Over time, community norms set in, and it’s difficult to reshape those norms. Take 4chan, for example. While this adult-only anonymous message board has a team of “volunteer moderators and janitors”, the site is still regularly filled with trolling, flame wars, racism, grotesque images, and pornography. And while there may be many legitimate, civil conversations lurking beneath the surface of 4chan, the site has earned a reputation that likely won’t change in the eyes of the public.

Striking a balance between free speech while preventing online harassment is tricky, yet necessary. If you allow trolls to harass other users, you are inadvertently enabling someone to cause another psychological harm. However, if you suppress every message, you’re just going to annoy users who are just trying to express themselves.

*****

We’ve spent the last four years improving and advancing our technology to help make the internet great again. It’s a fantastic compliment to have a company as amazing as Google jumping into the space we’ve been focused on for so long, where we’re helping social apps and games like Dreadnought, PopJam, and ROBLOX.

Having Google join the fray shows that harassment is a big problem worth solving, and it also helps show that we have already made some tremendous strides to pave the way for them. We have had conversations with the Google team about the Riot Games’ experiments and learnings about toxic behaviours in games. Seeing them citing the same material is a great compliment, and we are honored to welcome them to the battle against abusive content online.
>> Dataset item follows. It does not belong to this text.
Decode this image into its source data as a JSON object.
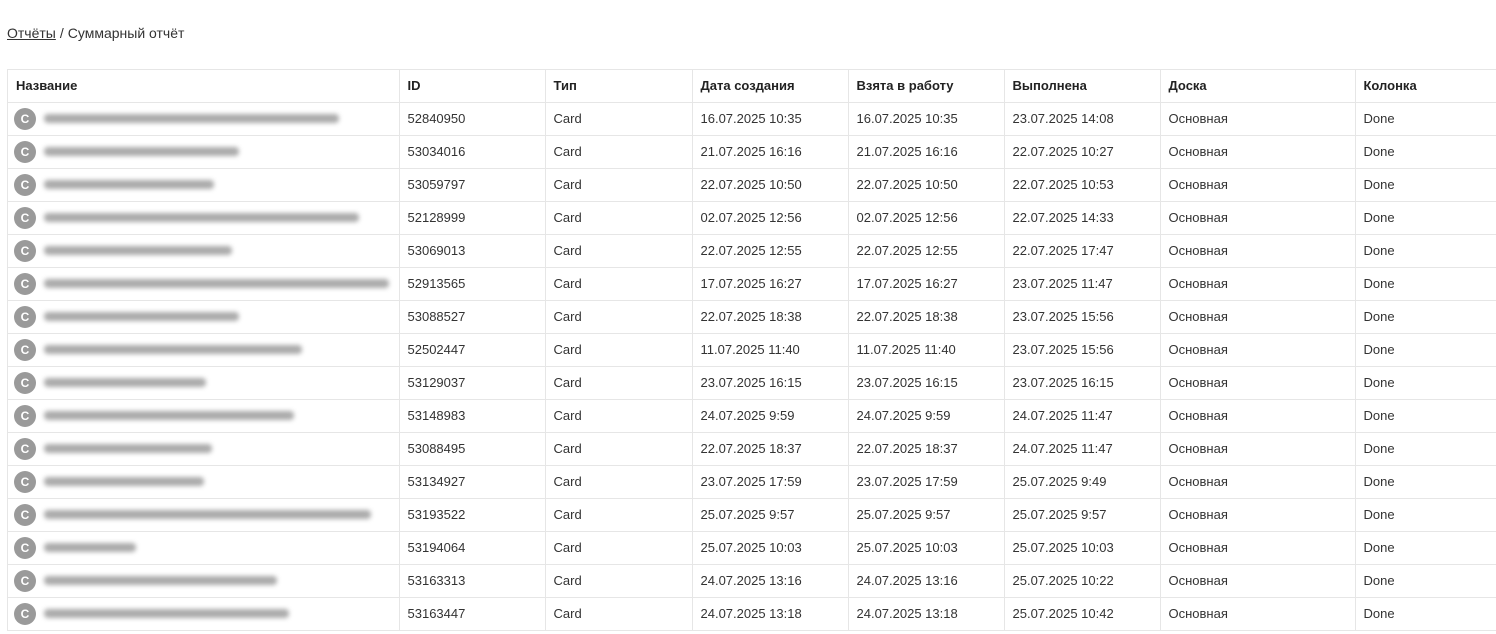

Back at Two Hat, we are already training the core Community Sift system on huge data sets — we’re under contract to process four billion messages a day across multiple languages in real-time. As we all continue to train artificial intelligence to recognize toxic behaviors like harassment, we can better serve the real people who are using these social products online. We can empower a freedom of choice for users to allow them to choose meaningful settings, like opting out of rape threats if they so choose. After all, we believe a woman shouldn’t have to self-censor herself, questioning whether that funny meme will result in a rape or death threat against her family. We’d much rather enable people to censor out inappropriate messages from those special kind of idiots who threaten to rape women.

While it’s a shame that we have to develop technology to curb behaviours that would be obviously inappropriate (and in some cases, illegal) in real-life, it is encouraging to know that there are so many groups taking strides to end hate speech now. From activist documentaries and pledges like The Bully Project, inspiring people to stand up against
bullying, to Alphabet/Google’s new Jigsaw division, we are on-track to start turning the negative tides in a new direction. And we are proud to be a part of such an important movement.